Over thirty years ago, when I first began seriously reading great thinkers, (I love essayists), I thought, "If these people are so smart, and so right, then how come what they say never comes in to ordinary day-to- day practice?" Since that time I've flirted back and forth between the great thinkers and the great common sense observers, from Twain to Will Rogers to George Carlin, trying to find that common link. For instance, in economics there is Adam Smith, and then there was the retailer Sol Weinstein, who said "People are stupid. They will line up to pay ninety-nine cents for a thing, but won't even look twice at paying a dollar, because it cost too much. One is dollars, the others just pennies."

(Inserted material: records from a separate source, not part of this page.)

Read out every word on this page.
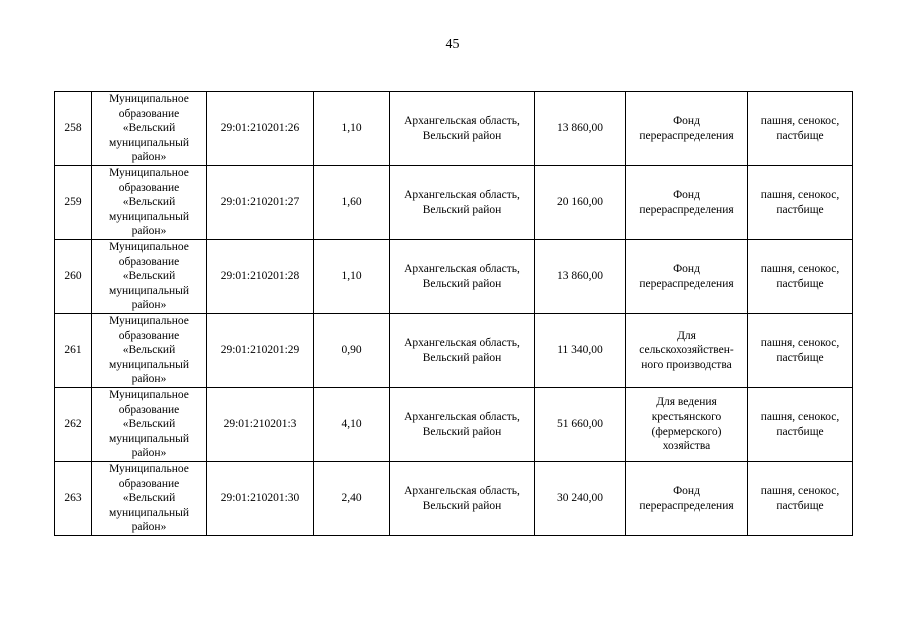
45
258	Муниципальное
образование
«Вельский
муниципальный
район»	29:01:210201:26	1,10	Архангельская область,
Вельский район	13 860,00	Фонд
перераспределения	пашня, сенокос,
пастбище

259	Муниципальное
образование
«Вельский
муниципальный
район»	29:01:210201:27	1,60	Архангельская область,
Вельский район	20 160,00	Фонд
перераспределения	пашня, сенокос,
пастбище

260	Муниципальное
образование
«Вельский
муниципальный
район»	29:01:210201:28	1,10	Архангельская область,
Вельский район	13 860,00	Фонд
перераспределения	пашня, сенокос,
пастбище

261	Муниципальное
образование
«Вельский
муниципальный
район»	29:01:210201:29	0,90	Архангельская область,
Вельский район	11 340,00	Для
сельскохозяйствен-
ного производства	пашня, сенокос,
пастбище

262	Муниципальное
образование
«Вельский
муниципальный
район»	29:01:210201:3	4,10	Архангельская область,
Вельский район	51 660,00	Для ведения
крестьянского
(фермерского)
хозяйства	пашня, сенокос,
пастбище

263	Муниципальное
образование
«Вельский
муниципальный
район»	29:01:210201:30	2,40	Архангельская область,
Вельский район	30 240,00	Фонд
перераспределения	пашня, сенокос,
пастбище
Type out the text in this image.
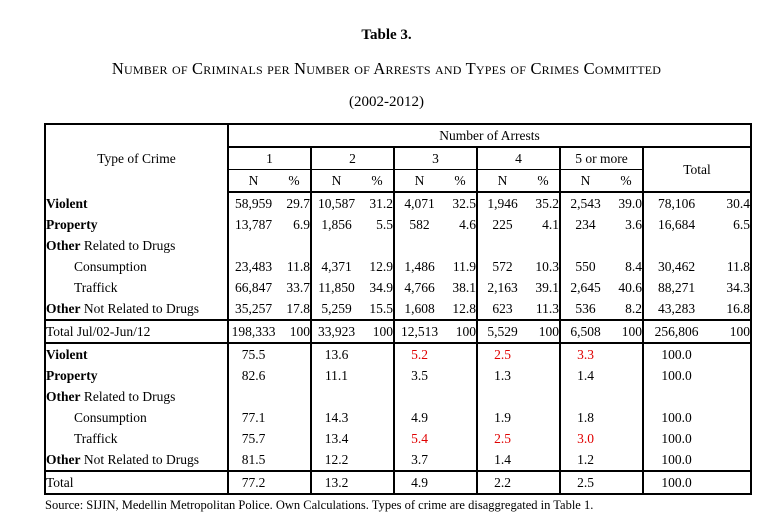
Table 3.
Number of Criminals per Number of Arrests and Types of Crimes Committed
(2002-2012)
Type of Crime	Number of Arrests											
	1		2		3		4		5 or more		Total	
	N	%	N	%	N	%	N	%	N	%		
Violent	58,959	29.7	10,587	31.2	4,071	32.5	1,946	35.2	2,543	39.0	78,106	30.4
Property	13,787	6.9	1,856	5.5	582	4.6	225	4.1	234	3.6	16,684	6.5
Other Related to Drugs												
Consumption	23,483	11.8	4,371	12.9	1,486	11.9	572	10.3	550	8.4	30,462	11.8
Traffick	66,847	33.7	11,850	34.9	4,766	38.1	2,163	39.1	2,645	40.6	88,271	34.3
Other Not Related to Drugs	35,257	17.8	5,259	15.5	1,608	12.8	623	11.3	536	8.2	43,283	16.8
Total Jul/02-Jun/12	198,333	100	33,923	100	12,513	100	5,529	100	6,508	100	256,806	100
Violent	75.5		13.6		5.2		2.5		3.3		100.0	
Property	82.6		11.1		3.5		1.3		1.4		100.0	
Other Related to Drugs												
Consumption	77.1		14.3		4.9		1.9		1.8		100.0	
Traffick	75.7		13.4		5.4		2.5		3.0		100.0	
Other Not Related to Drugs	81.5		12.2		3.7		1.4		1.2		100.0	
Total	77.2		13.2		4.9		2.2		2.5		100.0	
Source: SIJIN, Medellin Metropolitan Police. Own Calculations. Types of crime are disaggregated in Table 1.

It was Moses Sands that set me out searching for the common man link to the Constitution, namely that the Founders, and the great thinkers behind them, were searching for a formula that could be reduced to the simplest terms, and grasped and held close to the chest by the simplest of people, for only in that manner could they protect themselves from the natural tendencies of men with better minds and loftier ambitions. Moses called the linchpin "the House", namely that it is the common desire of men and women worldwide, even Arabs, to want to be able to "build and own their own House, grow it, pass it on so that it can grow even more, and create reciprocal relations with their neighbors to insure the safety of each one's House, and the security of the process."

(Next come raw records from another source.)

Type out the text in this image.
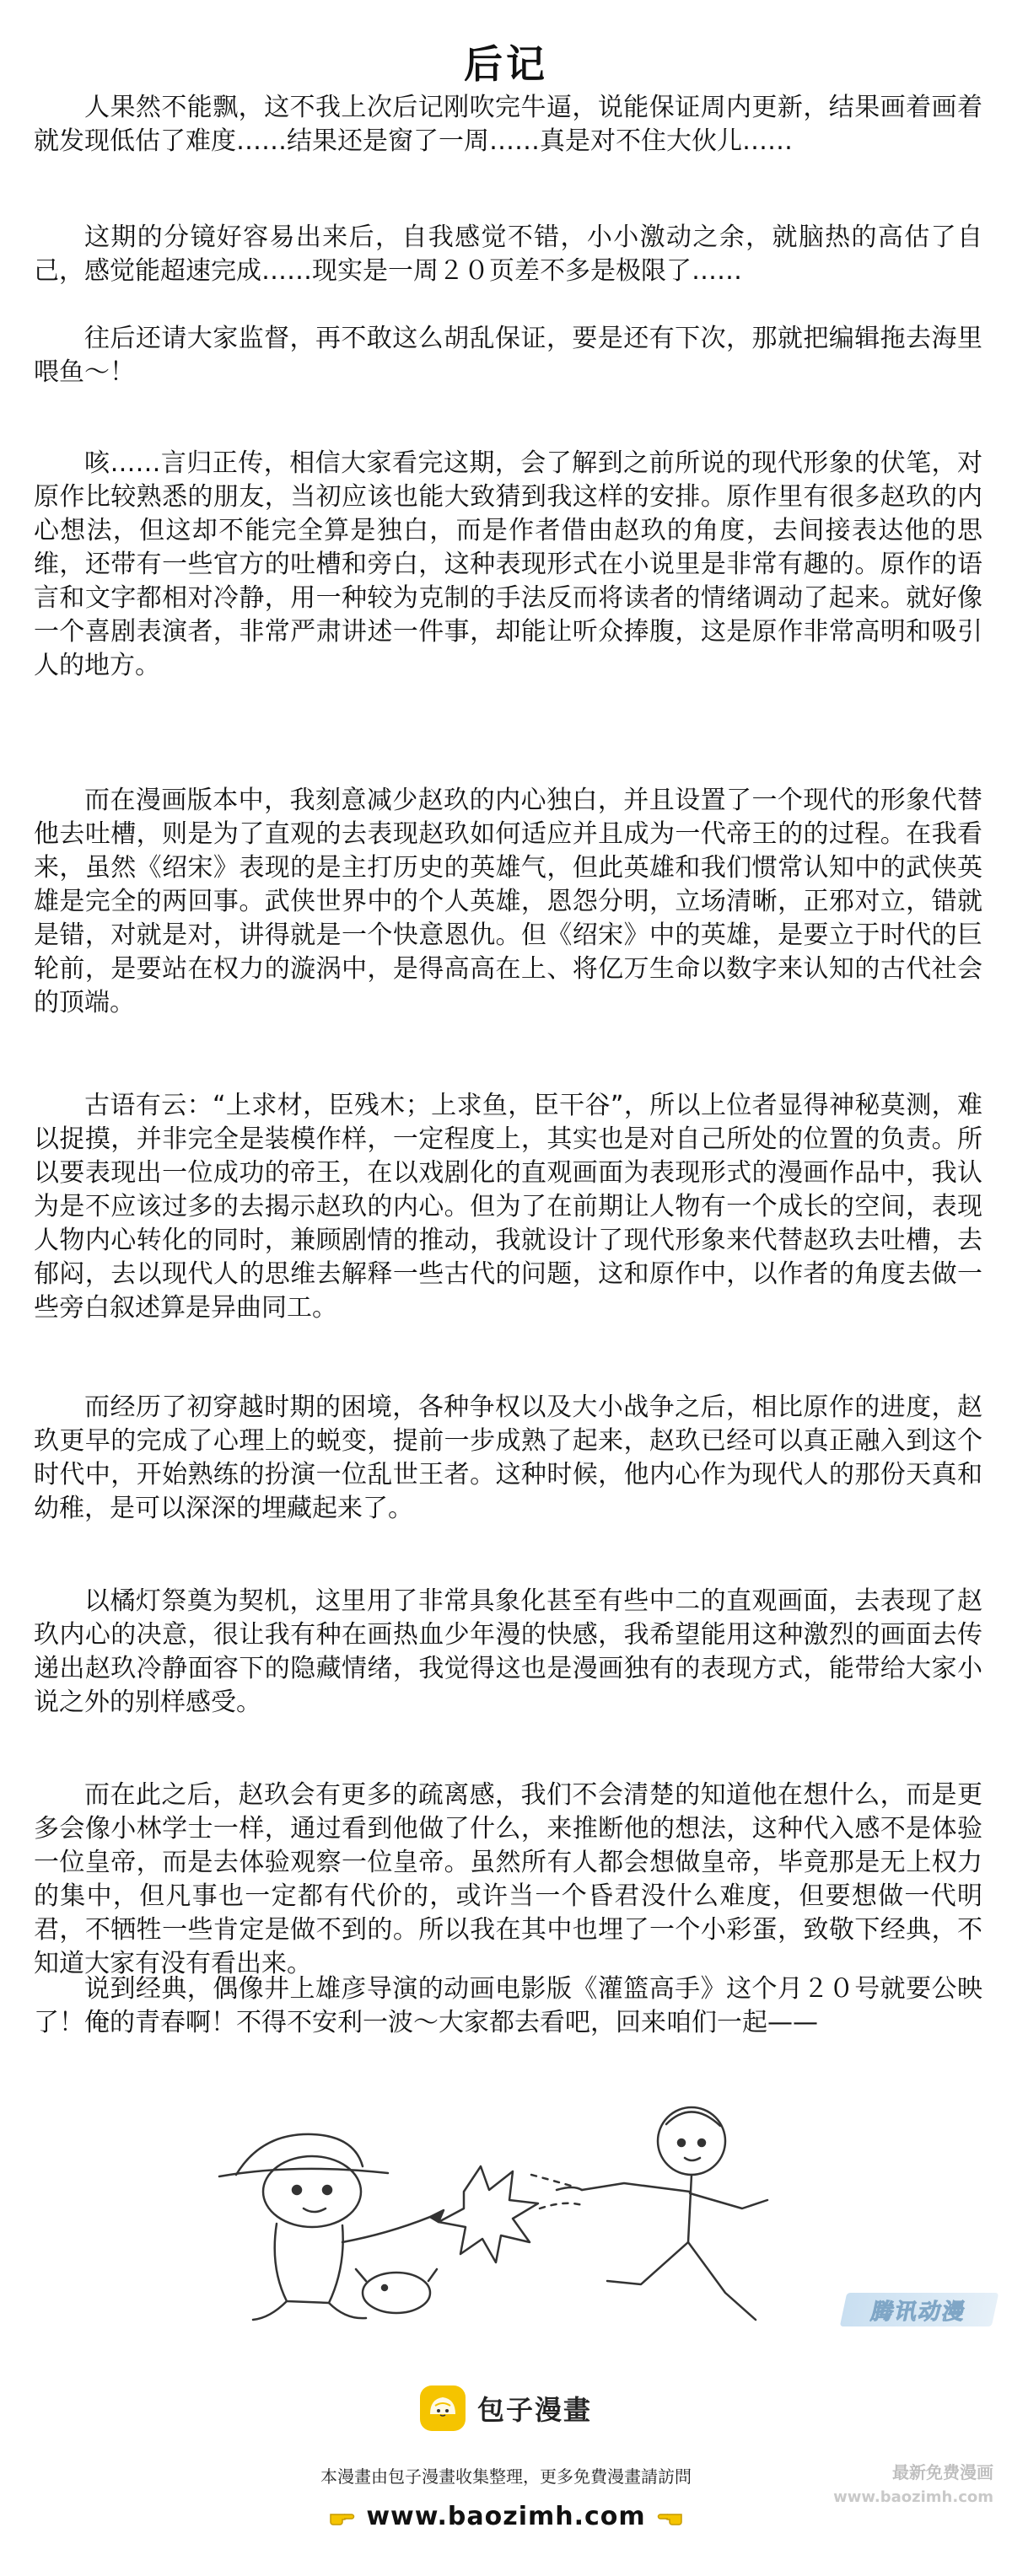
后记

人果然不能飘，这不我上次后记刚吹完牛逼，说能保证周内更新，结果画着画着就发现低估了难度……结果还是窗了一周……真是对不住大伙儿……

这期的分镜好容易出来后，自我感觉不错，小小激动之余，就脑热的高估了自己，感觉能超速完成……现实是一周２０页差不多是极限了……

往后还请大家监督，再不敢这么胡乱保证，要是还有下次，那就把编辑拖去海里喂鱼～！

咳……言归正传，相信大家看完这期，会了解到之前所说的现代形象的伏笔，对原作比较熟悉的朋友，当初应该也能大致猜到我这样的安排。原作里有很多赵玖的内心想法，但这却不能完全算是独白，而是作者借由赵玖的角度，去间接表达他的思维，还带有一些官方的吐槽和旁白，这种表现形式在小说里是非常有趣的。原作的语言和文字都相对冷静，用一种较为克制的手法反而将读者的情绪调动了起来。就好像一个喜剧表演者，非常严肃讲述一件事，却能让听众捧腹，这是原作非常高明和吸引人的地方。

而在漫画版本中，我刻意减少赵玖的内心独白，并且设置了一个现代的形象代替他去吐槽，则是为了直观的去表现赵玖如何适应并且成为一代帝王的的过程。在我看来，虽然《绍宋》表现的是主打历史的英雄气，但此英雄和我们惯常认知中的武侠英雄是完全的两回事。武侠世界中的个人英雄，恩怨分明，立场清晰，正邪对立，错就是错，对就是对，讲得就是一个快意恩仇。但《绍宋》中的英雄，是要立于时代的巨轮前，是要站在权力的漩涡中，是得高高在上、将亿万生命以数字来认知的古代社会的顶端。

古语有云：“上求材，臣残木；上求鱼，臣干谷”，所以上位者显得神秘莫测，难以捉摸，并非完全是装模作样，一定程度上，其实也是对自己所处的位置的负责。所以要表现出一位成功的帝王，在以戏剧化的直观画面为表现形式的漫画作品中，我认为是不应该过多的去揭示赵玖的内心。但为了在前期让人物有一个成长的空间，表现人物内心转化的同时，兼顾剧情的推动，我就设计了现代形象来代替赵玖去吐槽，去郁闷，去以现代人的思维去解释一些古代的问题，这和原作中，以作者的角度去做一些旁白叙述算是异曲同工。

而经历了初穿越时期的困境，各种争权以及大小战争之后，相比原作的进度，赵玖更早的完成了心理上的蜕变，提前一步成熟了起来，赵玖已经可以真正融入到这个时代中，开始熟练的扮演一位乱世王者。这种时候，他内心作为现代人的那份天真和幼稚，是可以深深的埋藏起来了。

以橘灯祭奠为契机，这里用了非常具象化甚至有些中二的直观画面，去表现了赵玖内心的决意，很让我有种在画热血少年漫的快感，我希望能用这种激烈的画面去传递出赵玖冷静面容下的隐藏情绪，我觉得这也是漫画独有的表现方式，能带给大家小说之外的别样感受。

而在此之后，赵玖会有更多的疏离感，我们不会清楚的知道他在想什么，而是更多会像小林学士一样，通过看到他做了什么，来推断他的想法，这种代入感不是体验一位皇帝，而是去体验观察一位皇帝。虽然所有人都会想做皇帝，毕竟那是无上权力的集中，但凡事也一定都有代价的，或许当一个昏君没什么难度，但要想做一代明君，不牺牲一些肯定是做不到的。所以我在其中也埋了一个小彩蛋，致敬下经典，不知道大家有没有看出来。

说到经典，偶像井上雄彦导演的动画电影版《灌篮高手》这个月２０号就要公映了！俺的青春啊！不得不安利一波～大家都去看吧，回来咱们一起——

腾讯动漫
包子漫畫
本漫畫由包子漫畫收集整理，更多免費漫畫請訪問
www.baozimh.com
最新免费漫画
www.baozimh.com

I can argue that was the clear implication of the Founders, but where is it really stated? Actually, as with all great "secret" writing, it is imbedded. That was revealed to me in a rather eerie way, in Ukraine, at a birthday party for a law professor in 1991. I was asked to make a toast, and in light of a dozen questions about the Constitution before the meal, I reached inside my jacket and pulled out my trusty little Cato Institute book, but turned to the back, to begin reading, with line by line translation, the Declaration. After stating, "we hold these truths to be self-evident, that all men are created equal.." (I didn't know the words by heart at that time) I looked up to find that the fifteen or so people standing, glasses held high, were all crying, tears pouring down their face. Assuming they were drunk (I was the last of at least ten toasts) I finished, sat down and ate. After dinner many of them rushed up, "Mister, Mister, now we understand Constitution...". But I was reading from the Declaration of Independence. "Yes, yes, but you see, even Ivan Ivanovich can pursue life, liberty and happiness without permission of state."
So there you have it. I had found that link, what I call the Homer Simpson Clause to the Declaration. The operative word is indeed "self-evident" and those Ukrainians recognized it immediately. (Ivan is the Russian everyman for Homer Simpson.)
But just as quickly as I recognized this did I also see, almost like those demons that came rushing out of the Ark of Covenant in the first Indiana Jones film, the natural and ever-present enemies of anyone like Homer getting to make his own way in this, or any other world.
Sure enough, parallels abound, for just as the "self-evident clause" is a constant annoyance to constitutional scholars (Levites one and all), not to mention politicians, Marxists, snake oil salesmen, lawyers' wives and other reformed whores, so it is with that nagging little bit of Good News in Luke (18: 16-17), where Christ said "Suffer the little children to come unto me..." then "who does not accept the Kingdom of God as a child, shall not enter it."
The theologian's worst nightmare. Think of all the people that little verse cuts out of their middleman's share.
The more you know about Good in its simplest form, the easier it is to recognize Evil in its most complex.